I'm learning about the weak and weak* topologies on a normed vector space following the book of Brezis. He limits his discussion to case where $E$ is a Banach space, and my question is most simply stated as, "Why?". I can't find an example of a theorem where the completeness of $E$ is a necessary hypothesis. Most of the basic results on weak and weak* topologies proceed by applications of Hahn-Banach, which holds for a much wider class of spaces than just Banach spaces.
Are there any examples of reasonably elementary (i.e. of relevance to a first-year graduate student who does not anticipate having heavy contact with functional analysis in the future) facts about weak or weak* topologies that are true for Banach spaces but not all normed vector spaces?

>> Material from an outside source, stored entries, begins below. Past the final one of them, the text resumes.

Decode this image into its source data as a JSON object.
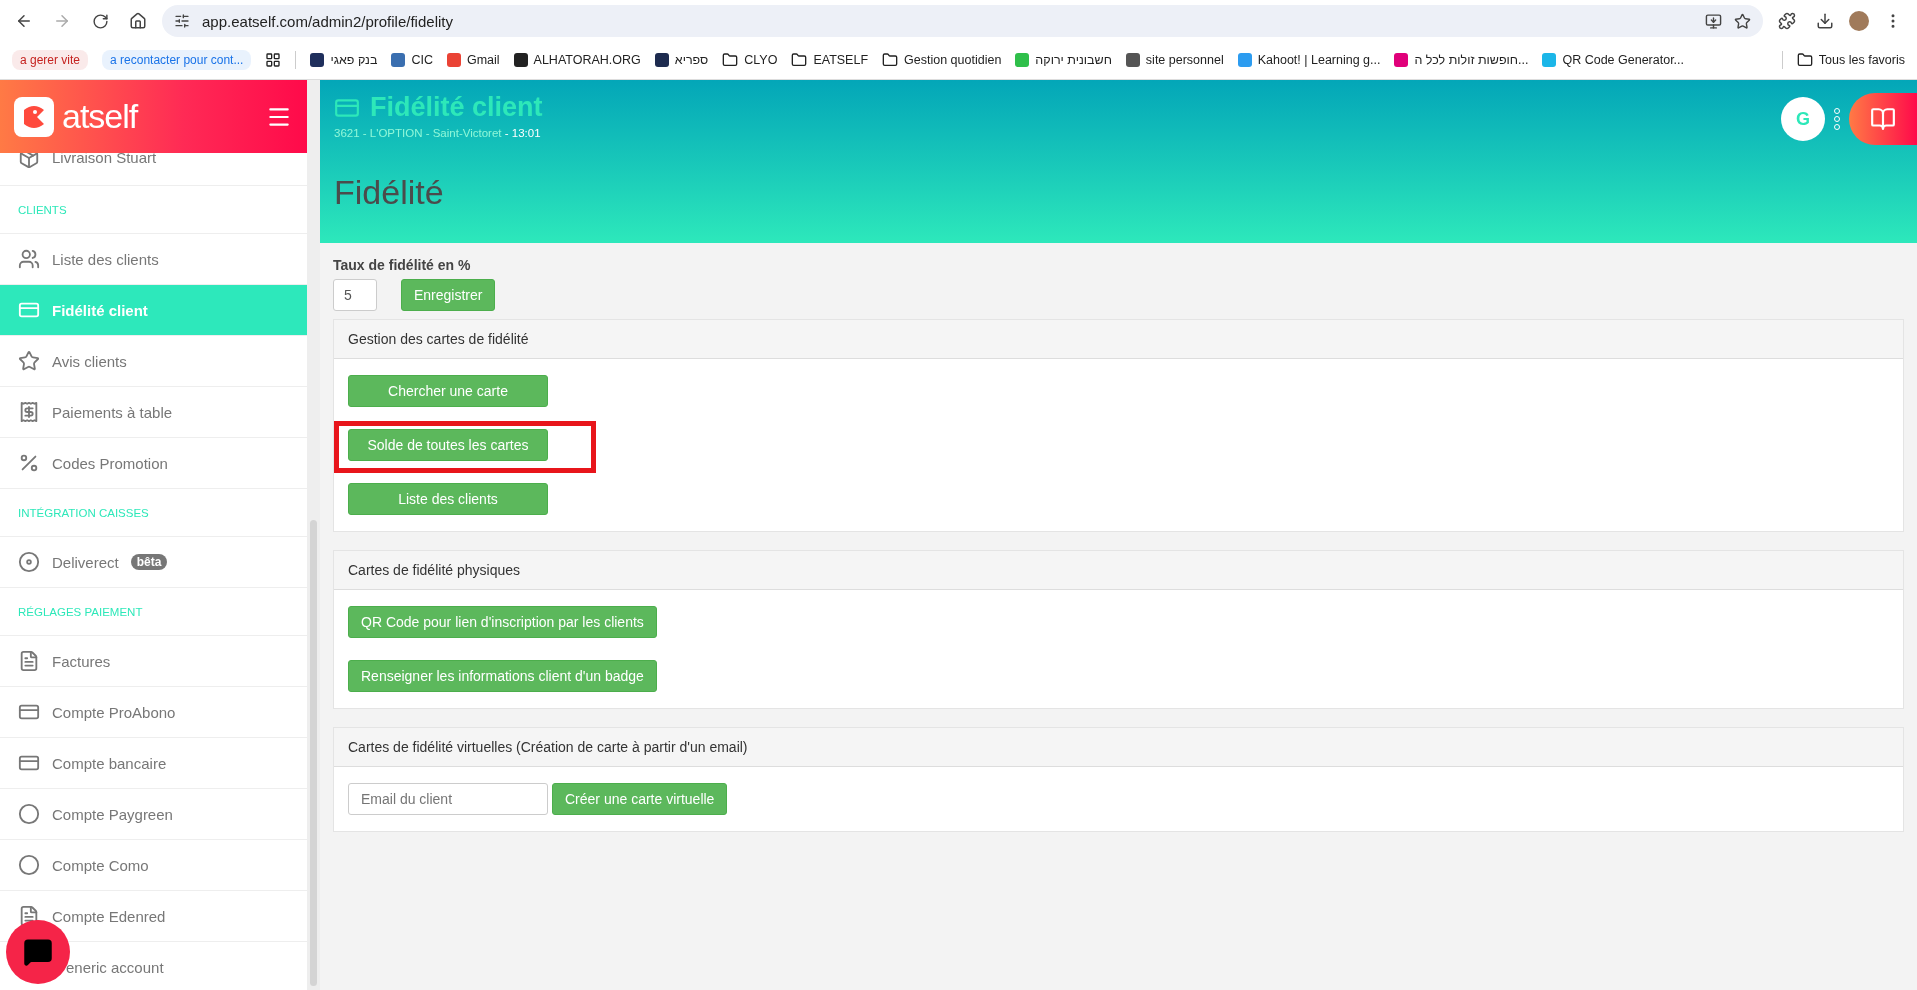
{
  "browser": {
    "url": "app.eatself.com/admin2/profile/fidelity",
    "bookmarks": [
      {
        "kind": "chip",
        "label": "a gerer vite",
        "color": "#c5221f"
      },
      {
        "kind": "chip",
        "label": "a recontacter pour cont...",
        "color": "#1a73e8"
      },
      {
        "kind": "apps"
      },
      {
        "kind": "site",
        "label": "בנק פאגי",
        "color": "#1f2f5c"
      },
      {
        "kind": "site",
        "label": "CIC",
        "color": "#3a6fb0"
      },
      {
        "kind": "site",
        "label": "Gmail",
        "color": "#ea4335"
      },
      {
        "kind": "site",
        "label": "ALHATORAH.ORG",
        "color": "#222222"
      },
      {
        "kind": "site",
        "label": "ספריא",
        "color": "#1d2b4f"
      },
      {
        "kind": "folder",
        "label": "CLYO"
      },
      {
        "kind": "folder",
        "label": "EATSELF"
      },
      {
        "kind": "folder",
        "label": "Gestion quotidien"
      },
      {
        "kind": "site",
        "label": "חשבונית ירוקה",
        "color": "#2fbf4a"
      },
      {
        "kind": "site",
        "label": "site personnel",
        "color": "#555555"
      },
      {
        "kind": "site",
        "label": "Kahoot! | Learning g...",
        "color": "#2c9cf0"
      },
      {
        "kind": "site",
        "label": "חופשות זולות לכל ה...",
        "color": "#e0007a"
      },
      {
        "kind": "site",
        "label": "QR Code Generator...",
        "color": "#1bb6e8"
      }
    ],
    "all_bookmarks": "Tous les favoris"
  },
  "sidebar": {
    "logo": "atself",
    "items": [
      {
        "kind": "item",
        "label": "Livraison Stuart",
        "selected": false
      },
      {
        "kind": "section",
        "label": "CLIENTS"
      },
      {
        "kind": "item",
        "label": "Liste des clients",
        "selected": false
      },
      {
        "kind": "item",
        "label": "Fidélité client",
        "selected": true
      },
      {
        "kind": "item",
        "label": "Avis clients",
        "selected": false
      },
      {
        "kind": "item",
        "label": "Paiements à table",
        "selected": false
      },
      {
        "kind": "item",
        "label": "Codes Promotion",
        "selected": false
      },
      {
        "kind": "section",
        "label": "INTÉGRATION CAISSES"
      },
      {
        "kind": "item",
        "label": "Deliverect",
        "badge": "bêta",
        "selected": false
      },
      {
        "kind": "section",
        "label": "RÉGLAGES PAIEMENT"
      },
      {
        "kind": "item",
        "label": "Factures",
        "selected": false
      },
      {
        "kind": "item",
        "label": "Compte ProAbono",
        "selected": false
      },
      {
        "kind": "item",
        "label": "Compte bancaire",
        "selected": false
      },
      {
        "kind": "item",
        "label": "Compte Paygreen",
        "selected": false
      },
      {
        "kind": "item",
        "label": "Compte Como",
        "selected": false
      },
      {
        "kind": "item",
        "label": "Compte Edenred",
        "selected": false
      },
      {
        "kind": "item",
        "label": "eneric account",
        "selected": false
      }
    ]
  },
  "header": {
    "title": "Fidélité client",
    "location": "3621 - L'OPTION - Saint-Victoret",
    "time": " - 13:01",
    "avatar": "G",
    "page_title": "Fidélité"
  },
  "rate": {
    "label": "Taux de fidélité en %",
    "value": "5",
    "button": "Enregistrer"
  },
  "cards": [
    {
      "kind": "buttons",
      "title": "Gestion des cartes de fidélité",
      "buttons": [
        {
          "label": "Chercher une carte",
          "highlighted": false
        },
        {
          "label": "Solde de toutes les cartes",
          "highlighted": true
        },
        {
          "label": "Liste des clients",
          "highlighted": false
        }
      ]
    },
    {
      "kind": "buttons",
      "title": "Cartes de fidélité physiques",
      "buttons": [
        {
          "label": "QR Code pour lien d'inscription par les clients",
          "highlighted": false
        },
        {
          "label": "Renseigner les informations client d'un badge",
          "highlighted": false
        }
      ]
    },
    {
      "kind": "form",
      "title": "Cartes de fidélité virtuelles (Création de carte à partir d'un email)",
      "placeholder": "Email du client",
      "button": "Créer une carte virtuelle"
    }
  ]
}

EDIT: I should add that, as Yemon Choi points out, dual spaces of normed vector spaces are complete, so the weak-star topology will never be defined on a space that isn't Banach. With regards to the weak-star topology, then, my question should refer to aspects of the weak-star topology on a space $E^*$ where the original $E$ is not Banach.
Solution 1:
I don't know whether the property I discuss is advanced for the first year student. This example shows that weak$^*$ boundness in $X^*$ imply uniform boundness provided $X$ is complete (see uniform boundness principle). But this is not true in general
Consider the space $c_{00}(\mathbb{N})$ of finitely supported sequences with uniform norm. This is not a complete space, and its completion is $c_0(\mathbb{N})$. Consider family of functionals $\{f_n:n\in\mathbb{N}\}$ defined by equality $$ f_n :c_{00}(\mathbb{N})\to\mathbb{C}:x\mapsto\sum\limits_{k=0}^nkx(k) $$ It is easy to check that
Each functional $f_n$ is bounded and $\Vert f_n\Vert=\frac{1}{2}n(n+1)$. Hence $$ \sup\{f_n:n\in\mathbb{N}\}=+\infty $$
For each $x\in c_{00}(\mathbb{N})$ the sum $\sum\limits_{k=0}^\infty k|x(k)|$ is finite. Hence we can obtain $$ \sup\{|f_n(x)|:n\in\mathbb{N}\}\leq\sum\limits_{k=0}^\infty k|x(k)|<\infty $$ Thus we constructed a family of bounded linear operators (in particular - functionals) which are pointwise bounded but not uniformly bounded. The raison d'etre of such a family is that our space $c_{00}(\mathbb{N})$ is not complete.
On the other hand uniform boundness principle guarantees boundness of any family of functionals in $X^*$ provided the space $X$ is complete.